Figure 1

FACS measurements using BCECF as fluorescent pH indicator show that hyperosmotic stress results in intracellular acidification (A) AX-2 cells were labeled with BCECF and were subsequently exposed to hyperosmotic stress. Fluorescence emission was determined at FL1 and FL2 by flow cytometry and the fluorescence emission ratio FL1/FL2 was calculated. The decrease in FL1/FL2 of cells exposed to hyperosmotic shock ("400 mM Sorbitol") reflects a decrease in pH. As control, the measurements were performed with cells suspended in SPB buffer. (B) Calibration of intracellular pH of cells in low osmolarity buffer. BCECF-labeled cells were suspended in calibration solutions with different Pseudo-Null pH values [25] and FL1/FL2 was determined by flow cytometry at intervals.

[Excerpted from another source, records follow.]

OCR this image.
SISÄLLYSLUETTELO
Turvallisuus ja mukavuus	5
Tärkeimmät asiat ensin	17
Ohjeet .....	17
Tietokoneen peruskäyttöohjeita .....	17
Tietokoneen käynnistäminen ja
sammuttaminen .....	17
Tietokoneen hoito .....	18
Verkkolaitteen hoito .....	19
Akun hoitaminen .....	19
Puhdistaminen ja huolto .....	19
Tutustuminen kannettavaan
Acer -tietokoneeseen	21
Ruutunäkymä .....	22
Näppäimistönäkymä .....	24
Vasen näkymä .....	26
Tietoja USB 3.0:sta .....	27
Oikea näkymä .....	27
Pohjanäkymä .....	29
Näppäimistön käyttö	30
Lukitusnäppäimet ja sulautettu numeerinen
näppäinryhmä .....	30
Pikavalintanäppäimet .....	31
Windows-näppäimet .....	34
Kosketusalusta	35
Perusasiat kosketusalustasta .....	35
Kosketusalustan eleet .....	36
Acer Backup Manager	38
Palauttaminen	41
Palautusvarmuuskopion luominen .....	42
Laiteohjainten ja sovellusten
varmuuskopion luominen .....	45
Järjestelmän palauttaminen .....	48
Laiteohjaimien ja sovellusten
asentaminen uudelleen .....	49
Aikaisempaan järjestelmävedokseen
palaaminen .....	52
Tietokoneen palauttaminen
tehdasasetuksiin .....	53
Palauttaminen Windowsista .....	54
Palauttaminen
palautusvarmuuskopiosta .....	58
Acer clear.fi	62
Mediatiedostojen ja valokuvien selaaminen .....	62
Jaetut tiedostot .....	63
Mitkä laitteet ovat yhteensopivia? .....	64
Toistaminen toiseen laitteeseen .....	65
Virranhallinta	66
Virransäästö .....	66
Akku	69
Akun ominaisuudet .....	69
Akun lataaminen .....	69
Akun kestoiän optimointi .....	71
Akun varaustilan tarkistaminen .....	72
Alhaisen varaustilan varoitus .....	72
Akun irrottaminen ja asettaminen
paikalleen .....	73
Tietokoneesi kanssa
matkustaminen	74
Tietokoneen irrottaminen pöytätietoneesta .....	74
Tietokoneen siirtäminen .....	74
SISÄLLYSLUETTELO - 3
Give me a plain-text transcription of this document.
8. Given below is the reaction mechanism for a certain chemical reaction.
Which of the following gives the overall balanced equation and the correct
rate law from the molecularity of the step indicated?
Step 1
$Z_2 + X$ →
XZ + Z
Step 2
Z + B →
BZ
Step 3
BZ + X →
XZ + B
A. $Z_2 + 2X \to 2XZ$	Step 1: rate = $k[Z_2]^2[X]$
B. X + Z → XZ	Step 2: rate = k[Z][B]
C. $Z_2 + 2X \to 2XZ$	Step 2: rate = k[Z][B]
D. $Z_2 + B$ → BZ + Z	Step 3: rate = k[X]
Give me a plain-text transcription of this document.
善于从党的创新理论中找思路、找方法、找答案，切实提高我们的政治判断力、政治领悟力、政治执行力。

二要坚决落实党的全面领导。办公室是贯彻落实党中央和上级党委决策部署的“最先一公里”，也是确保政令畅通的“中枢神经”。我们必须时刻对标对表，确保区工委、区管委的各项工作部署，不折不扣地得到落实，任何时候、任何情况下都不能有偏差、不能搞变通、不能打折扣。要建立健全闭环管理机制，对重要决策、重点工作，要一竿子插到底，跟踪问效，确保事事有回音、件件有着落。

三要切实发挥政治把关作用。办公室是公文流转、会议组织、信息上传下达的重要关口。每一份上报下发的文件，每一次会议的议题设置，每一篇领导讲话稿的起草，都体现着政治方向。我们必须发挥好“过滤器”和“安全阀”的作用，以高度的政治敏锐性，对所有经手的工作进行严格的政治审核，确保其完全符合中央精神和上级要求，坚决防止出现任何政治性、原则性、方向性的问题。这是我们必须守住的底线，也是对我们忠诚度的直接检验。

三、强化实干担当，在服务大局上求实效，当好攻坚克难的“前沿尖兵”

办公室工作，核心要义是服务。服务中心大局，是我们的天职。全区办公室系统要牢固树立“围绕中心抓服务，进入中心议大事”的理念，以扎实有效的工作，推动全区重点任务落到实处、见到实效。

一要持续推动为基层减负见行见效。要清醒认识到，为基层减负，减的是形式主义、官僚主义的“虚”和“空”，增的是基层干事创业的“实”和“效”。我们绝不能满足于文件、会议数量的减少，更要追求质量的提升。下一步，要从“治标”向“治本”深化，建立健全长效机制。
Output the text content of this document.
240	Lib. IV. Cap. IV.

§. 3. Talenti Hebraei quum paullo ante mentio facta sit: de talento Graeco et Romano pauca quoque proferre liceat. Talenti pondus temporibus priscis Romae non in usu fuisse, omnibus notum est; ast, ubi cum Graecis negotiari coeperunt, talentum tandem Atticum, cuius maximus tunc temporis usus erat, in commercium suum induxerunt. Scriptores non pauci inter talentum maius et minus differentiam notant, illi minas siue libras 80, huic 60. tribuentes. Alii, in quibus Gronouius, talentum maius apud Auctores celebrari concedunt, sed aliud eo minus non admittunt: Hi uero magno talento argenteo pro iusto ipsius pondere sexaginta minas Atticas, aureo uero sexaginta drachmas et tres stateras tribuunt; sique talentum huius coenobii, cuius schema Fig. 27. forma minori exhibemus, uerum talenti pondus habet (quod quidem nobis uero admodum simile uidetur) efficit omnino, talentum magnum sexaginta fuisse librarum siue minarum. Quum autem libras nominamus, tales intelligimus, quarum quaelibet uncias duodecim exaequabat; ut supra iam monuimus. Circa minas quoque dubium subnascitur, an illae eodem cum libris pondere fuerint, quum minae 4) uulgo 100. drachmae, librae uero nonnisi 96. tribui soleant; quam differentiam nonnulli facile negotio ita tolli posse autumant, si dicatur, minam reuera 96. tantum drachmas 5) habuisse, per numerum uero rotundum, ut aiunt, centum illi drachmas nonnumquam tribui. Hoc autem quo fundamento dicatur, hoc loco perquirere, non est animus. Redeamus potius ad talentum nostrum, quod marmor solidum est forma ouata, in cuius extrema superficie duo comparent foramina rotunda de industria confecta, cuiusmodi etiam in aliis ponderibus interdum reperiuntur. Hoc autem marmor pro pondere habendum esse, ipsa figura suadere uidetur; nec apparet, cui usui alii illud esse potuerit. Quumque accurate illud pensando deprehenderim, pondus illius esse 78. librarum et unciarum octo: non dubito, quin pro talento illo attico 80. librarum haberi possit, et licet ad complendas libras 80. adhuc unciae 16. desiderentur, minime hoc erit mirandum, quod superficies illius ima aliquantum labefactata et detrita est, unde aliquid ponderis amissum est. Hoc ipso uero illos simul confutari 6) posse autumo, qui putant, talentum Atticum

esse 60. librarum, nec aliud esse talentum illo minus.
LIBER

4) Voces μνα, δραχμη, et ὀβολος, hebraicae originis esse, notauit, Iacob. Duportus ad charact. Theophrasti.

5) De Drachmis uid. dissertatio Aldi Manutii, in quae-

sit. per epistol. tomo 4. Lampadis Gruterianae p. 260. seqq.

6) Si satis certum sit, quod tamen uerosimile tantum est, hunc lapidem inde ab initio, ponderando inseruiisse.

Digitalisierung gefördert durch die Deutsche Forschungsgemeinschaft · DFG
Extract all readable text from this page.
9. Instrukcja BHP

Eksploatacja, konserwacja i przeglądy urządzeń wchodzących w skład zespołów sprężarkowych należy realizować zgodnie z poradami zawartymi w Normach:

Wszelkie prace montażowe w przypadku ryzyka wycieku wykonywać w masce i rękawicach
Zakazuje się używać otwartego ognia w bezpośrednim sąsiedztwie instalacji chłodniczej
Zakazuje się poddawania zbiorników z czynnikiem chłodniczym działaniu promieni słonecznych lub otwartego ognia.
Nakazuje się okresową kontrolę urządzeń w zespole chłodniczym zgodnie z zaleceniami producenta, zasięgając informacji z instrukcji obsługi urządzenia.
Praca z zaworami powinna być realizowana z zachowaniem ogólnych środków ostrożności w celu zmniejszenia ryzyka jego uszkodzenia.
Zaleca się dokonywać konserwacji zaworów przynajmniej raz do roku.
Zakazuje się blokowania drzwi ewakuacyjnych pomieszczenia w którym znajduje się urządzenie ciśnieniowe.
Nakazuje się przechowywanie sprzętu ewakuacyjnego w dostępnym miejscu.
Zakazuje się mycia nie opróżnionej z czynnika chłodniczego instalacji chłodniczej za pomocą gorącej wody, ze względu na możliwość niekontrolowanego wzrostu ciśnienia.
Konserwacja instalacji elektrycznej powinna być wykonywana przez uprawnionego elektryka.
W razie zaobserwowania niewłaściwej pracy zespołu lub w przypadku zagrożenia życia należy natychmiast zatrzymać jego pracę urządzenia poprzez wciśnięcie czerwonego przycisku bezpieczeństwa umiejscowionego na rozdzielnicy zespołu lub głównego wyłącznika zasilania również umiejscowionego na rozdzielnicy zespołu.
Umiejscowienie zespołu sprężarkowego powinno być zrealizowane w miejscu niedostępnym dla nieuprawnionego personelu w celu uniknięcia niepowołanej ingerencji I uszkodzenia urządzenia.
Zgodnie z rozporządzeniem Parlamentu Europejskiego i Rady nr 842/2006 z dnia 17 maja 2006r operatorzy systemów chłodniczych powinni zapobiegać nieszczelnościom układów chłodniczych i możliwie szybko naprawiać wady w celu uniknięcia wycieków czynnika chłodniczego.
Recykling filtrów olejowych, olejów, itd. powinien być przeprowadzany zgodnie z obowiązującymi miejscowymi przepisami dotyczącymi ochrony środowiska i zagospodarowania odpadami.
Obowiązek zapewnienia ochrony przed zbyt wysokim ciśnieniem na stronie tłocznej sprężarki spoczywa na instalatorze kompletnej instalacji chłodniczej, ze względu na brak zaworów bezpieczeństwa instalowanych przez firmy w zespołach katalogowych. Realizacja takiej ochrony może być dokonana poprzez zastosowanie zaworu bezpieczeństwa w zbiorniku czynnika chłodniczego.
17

The solution with Pseudo-Null pH 7.3 slightly decreased FL1/FL2 compared to the control cells suspended in SPB buffer and the solution with Pseudo-Null pH 7.6 increases FL1/FL2 compared to the control. Hence, the actual intracellular pH is estimated to be pH 7.3 to pH 7.4. (C) Calibration of the pH of hyperosmotically shocked cells. After BCECF labeling, Dictyostelium cells were suspended SPB buffer and FL1/FL2 was determined at T=-13.5 min. Sorbitol solution was added (indicated by the upper arrow) and the cells were incubated for 10 min. The cells were centrifuged and resuspended in high osmolarity calibration solutions with different Pseudo-Null pH values at T = 0 min (indicated by the lower arrow). FL1/FL2 was determined by flow cytometry at intervals. The solution with Pseudo-Null pH 6.7 slightly decreased FL1/FL2 compared to the control ("Sorbitol"; cells suspended in SPB buffer/400 mM sorbitol) at T = 0.5 min, before intracellular pH starts to recover. This suggests, that the actual intracellular pH is 6.7-6.8. The points of time specified in Fig. 1C are not drawn to scale.